On my way across the Galata Bridge to my quarters in Pera that same afternoon Joe followed until Yusuf had made his kotow and we had made ours, the three ending in a triple flight of fingers—waited until the guard was well on his way back to the Pasha’s office—it was but a short way from the Stamboul end of the Galata—and drawing me into one of the small cafes overlooking the waters of the Golden Horn, seated me at the far end near a window where we could talk without being overheard. Here Joe ordered coffee and laid a package of cigarettes on the table.

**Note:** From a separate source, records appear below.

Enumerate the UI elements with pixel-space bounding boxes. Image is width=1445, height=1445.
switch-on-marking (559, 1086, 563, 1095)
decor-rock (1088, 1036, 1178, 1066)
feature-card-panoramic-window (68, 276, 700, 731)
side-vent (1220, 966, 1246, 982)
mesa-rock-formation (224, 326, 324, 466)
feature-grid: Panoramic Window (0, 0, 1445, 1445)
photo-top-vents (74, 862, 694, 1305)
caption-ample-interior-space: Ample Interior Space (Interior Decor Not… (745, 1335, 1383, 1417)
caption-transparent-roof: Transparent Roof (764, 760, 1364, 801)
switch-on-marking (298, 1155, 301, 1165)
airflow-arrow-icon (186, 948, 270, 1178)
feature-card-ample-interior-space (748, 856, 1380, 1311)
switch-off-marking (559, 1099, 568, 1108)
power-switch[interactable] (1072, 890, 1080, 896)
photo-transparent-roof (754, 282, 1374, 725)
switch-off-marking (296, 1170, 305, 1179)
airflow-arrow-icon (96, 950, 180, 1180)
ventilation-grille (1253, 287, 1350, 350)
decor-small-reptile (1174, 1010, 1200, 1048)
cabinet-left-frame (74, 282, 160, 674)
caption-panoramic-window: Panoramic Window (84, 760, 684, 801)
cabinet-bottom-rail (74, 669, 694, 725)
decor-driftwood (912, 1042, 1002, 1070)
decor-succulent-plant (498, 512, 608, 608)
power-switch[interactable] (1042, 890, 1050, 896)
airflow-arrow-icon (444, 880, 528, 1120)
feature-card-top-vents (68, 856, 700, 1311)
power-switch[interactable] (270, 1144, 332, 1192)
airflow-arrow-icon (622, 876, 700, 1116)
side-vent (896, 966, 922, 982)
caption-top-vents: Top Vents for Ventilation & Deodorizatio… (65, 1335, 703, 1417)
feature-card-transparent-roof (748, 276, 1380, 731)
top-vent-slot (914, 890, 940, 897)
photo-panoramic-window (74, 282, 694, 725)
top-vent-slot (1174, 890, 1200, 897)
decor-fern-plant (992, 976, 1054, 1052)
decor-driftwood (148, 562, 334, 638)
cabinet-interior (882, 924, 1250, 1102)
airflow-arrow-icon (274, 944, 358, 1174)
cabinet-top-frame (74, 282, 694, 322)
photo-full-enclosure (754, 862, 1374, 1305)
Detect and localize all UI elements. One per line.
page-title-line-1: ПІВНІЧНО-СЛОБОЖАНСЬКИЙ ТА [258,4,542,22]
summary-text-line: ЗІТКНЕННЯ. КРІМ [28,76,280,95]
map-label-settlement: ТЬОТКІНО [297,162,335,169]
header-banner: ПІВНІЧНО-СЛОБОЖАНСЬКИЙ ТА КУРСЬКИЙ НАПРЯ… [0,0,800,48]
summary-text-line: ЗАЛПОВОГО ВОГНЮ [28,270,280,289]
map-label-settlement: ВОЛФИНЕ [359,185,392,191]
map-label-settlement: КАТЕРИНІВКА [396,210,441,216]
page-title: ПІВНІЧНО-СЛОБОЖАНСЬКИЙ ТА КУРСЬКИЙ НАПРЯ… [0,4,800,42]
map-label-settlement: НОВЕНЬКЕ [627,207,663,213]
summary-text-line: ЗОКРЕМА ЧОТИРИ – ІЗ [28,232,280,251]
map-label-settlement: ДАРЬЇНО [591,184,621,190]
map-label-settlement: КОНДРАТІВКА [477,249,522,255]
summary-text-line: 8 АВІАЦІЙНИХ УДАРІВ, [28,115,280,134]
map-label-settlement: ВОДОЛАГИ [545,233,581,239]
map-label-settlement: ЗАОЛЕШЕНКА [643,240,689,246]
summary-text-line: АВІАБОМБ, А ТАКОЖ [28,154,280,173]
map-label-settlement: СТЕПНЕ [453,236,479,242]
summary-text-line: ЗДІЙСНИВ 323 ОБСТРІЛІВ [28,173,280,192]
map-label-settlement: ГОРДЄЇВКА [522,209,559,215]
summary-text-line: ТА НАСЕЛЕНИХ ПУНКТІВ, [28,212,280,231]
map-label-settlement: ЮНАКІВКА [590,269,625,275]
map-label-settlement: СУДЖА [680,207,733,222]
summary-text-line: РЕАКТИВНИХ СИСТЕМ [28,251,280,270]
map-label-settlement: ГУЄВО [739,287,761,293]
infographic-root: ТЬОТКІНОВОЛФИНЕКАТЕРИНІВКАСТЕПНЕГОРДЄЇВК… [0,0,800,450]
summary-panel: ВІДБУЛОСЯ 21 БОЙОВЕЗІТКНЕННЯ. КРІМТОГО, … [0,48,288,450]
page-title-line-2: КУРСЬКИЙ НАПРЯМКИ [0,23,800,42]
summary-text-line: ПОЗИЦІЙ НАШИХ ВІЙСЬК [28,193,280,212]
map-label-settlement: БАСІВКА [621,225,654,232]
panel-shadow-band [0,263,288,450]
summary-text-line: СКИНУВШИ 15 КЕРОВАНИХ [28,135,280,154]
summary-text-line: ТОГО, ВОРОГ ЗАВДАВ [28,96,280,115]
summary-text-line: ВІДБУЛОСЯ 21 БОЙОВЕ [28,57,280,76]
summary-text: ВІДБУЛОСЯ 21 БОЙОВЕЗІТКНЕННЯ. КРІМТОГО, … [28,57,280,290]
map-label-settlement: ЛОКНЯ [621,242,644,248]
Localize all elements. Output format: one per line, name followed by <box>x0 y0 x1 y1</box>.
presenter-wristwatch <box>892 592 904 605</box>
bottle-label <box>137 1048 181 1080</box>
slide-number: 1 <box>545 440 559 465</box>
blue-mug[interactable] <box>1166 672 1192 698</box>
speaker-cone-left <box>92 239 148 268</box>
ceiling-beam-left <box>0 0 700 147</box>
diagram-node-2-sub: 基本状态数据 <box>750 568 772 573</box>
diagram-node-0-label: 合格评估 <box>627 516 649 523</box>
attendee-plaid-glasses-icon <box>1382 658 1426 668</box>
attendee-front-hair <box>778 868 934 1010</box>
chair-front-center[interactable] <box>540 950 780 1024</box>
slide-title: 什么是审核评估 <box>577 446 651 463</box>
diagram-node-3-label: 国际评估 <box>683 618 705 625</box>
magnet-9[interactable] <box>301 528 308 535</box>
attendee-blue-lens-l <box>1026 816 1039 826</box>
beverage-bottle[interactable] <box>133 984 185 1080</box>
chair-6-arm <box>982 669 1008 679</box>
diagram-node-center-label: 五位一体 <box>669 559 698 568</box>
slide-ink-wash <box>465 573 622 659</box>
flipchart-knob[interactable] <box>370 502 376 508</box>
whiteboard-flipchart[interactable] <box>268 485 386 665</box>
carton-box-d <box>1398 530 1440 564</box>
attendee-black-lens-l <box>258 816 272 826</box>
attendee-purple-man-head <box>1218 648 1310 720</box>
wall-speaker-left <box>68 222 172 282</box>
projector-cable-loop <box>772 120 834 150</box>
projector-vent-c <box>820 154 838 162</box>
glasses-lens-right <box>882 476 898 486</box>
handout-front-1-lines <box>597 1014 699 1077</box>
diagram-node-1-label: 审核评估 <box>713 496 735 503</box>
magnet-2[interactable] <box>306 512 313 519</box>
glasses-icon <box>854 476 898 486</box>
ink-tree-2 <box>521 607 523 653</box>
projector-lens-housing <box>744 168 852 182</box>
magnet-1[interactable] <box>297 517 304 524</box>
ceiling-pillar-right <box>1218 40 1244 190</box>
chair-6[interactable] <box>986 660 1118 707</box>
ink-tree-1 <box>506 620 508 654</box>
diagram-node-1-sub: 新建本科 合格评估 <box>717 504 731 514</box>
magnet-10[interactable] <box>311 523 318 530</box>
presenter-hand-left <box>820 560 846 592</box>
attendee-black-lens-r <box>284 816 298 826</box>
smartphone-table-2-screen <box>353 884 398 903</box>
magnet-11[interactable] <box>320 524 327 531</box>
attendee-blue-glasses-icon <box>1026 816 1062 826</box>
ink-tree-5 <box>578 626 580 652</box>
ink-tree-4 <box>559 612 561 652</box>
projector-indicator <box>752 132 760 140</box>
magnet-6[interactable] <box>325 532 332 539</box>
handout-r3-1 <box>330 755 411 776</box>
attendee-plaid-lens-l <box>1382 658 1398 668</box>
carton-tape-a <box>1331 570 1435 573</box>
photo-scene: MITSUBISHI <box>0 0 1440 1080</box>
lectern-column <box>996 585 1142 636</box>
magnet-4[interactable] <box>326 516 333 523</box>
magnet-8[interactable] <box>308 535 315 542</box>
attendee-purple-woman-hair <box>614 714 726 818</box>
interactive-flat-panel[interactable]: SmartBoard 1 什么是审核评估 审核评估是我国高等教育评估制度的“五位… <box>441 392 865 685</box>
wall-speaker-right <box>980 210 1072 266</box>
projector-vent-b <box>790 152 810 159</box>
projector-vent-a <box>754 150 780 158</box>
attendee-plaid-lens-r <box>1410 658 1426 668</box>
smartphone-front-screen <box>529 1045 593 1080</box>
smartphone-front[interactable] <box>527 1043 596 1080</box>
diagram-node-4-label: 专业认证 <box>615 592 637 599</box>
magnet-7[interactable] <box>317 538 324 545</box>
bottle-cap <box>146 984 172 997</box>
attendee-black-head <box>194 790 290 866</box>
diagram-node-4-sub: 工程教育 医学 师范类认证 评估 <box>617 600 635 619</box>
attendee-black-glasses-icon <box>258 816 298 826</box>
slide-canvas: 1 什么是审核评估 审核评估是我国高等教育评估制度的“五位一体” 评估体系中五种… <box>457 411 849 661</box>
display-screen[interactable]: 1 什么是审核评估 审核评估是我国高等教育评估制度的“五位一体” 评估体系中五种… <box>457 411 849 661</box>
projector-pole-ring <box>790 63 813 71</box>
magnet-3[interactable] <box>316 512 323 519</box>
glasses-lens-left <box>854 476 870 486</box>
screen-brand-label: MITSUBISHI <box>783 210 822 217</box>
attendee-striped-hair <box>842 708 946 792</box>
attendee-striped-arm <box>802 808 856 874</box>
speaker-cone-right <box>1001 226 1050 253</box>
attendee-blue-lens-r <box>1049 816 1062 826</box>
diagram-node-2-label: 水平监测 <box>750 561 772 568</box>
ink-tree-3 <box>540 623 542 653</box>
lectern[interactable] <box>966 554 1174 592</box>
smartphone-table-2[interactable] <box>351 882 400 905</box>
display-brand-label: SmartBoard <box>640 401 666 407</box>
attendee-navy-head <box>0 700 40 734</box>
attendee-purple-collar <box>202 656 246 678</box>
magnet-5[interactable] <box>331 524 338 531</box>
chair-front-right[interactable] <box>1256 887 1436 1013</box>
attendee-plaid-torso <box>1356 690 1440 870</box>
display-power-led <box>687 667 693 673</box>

“My! but that was like the razor at the throat— not for all the hairs on my head would I had her look out the small hole in the door when Serim come along. Somebody must be take care of you, you Joe Hornstog, that you don’t make damn big fool of yourselluf. Ha! but it make me creep like a spider crawl.”
I had pulled up a chair by this time and was facing him.
“Now what is it? Who is the girl? Who was the chap on horseback?”
“That man on the horse is Serim Pasha, chief of the palace police. He has eyes around twice; one in the forehead, one in each ear, one in the behind of his head. He did not see her—if he did—well, we would not be talk now together—sure not after to-morrow night.”
“But what has he got to do with it? What did you say her name was? Yuleima?”
“Yes, Yuleima. What has Serim to do with her? Well, I tell you. If she get away off go Serim’s head. Listen! I speak something you never hear anywhere ’cept in Turk-man’s land. I know it all— everything. I know her prince—he knows me. I meet him Damascus once—he told me some things then—the tears run his cheeks down like a baby’s when he talk—and Serim know I know somethings! Ah! that’s why he not believe me if he catch me talk to her. Afterward I find more out from my friend in Yuleima’s house—he is the gardener. Put your head close, effendi.”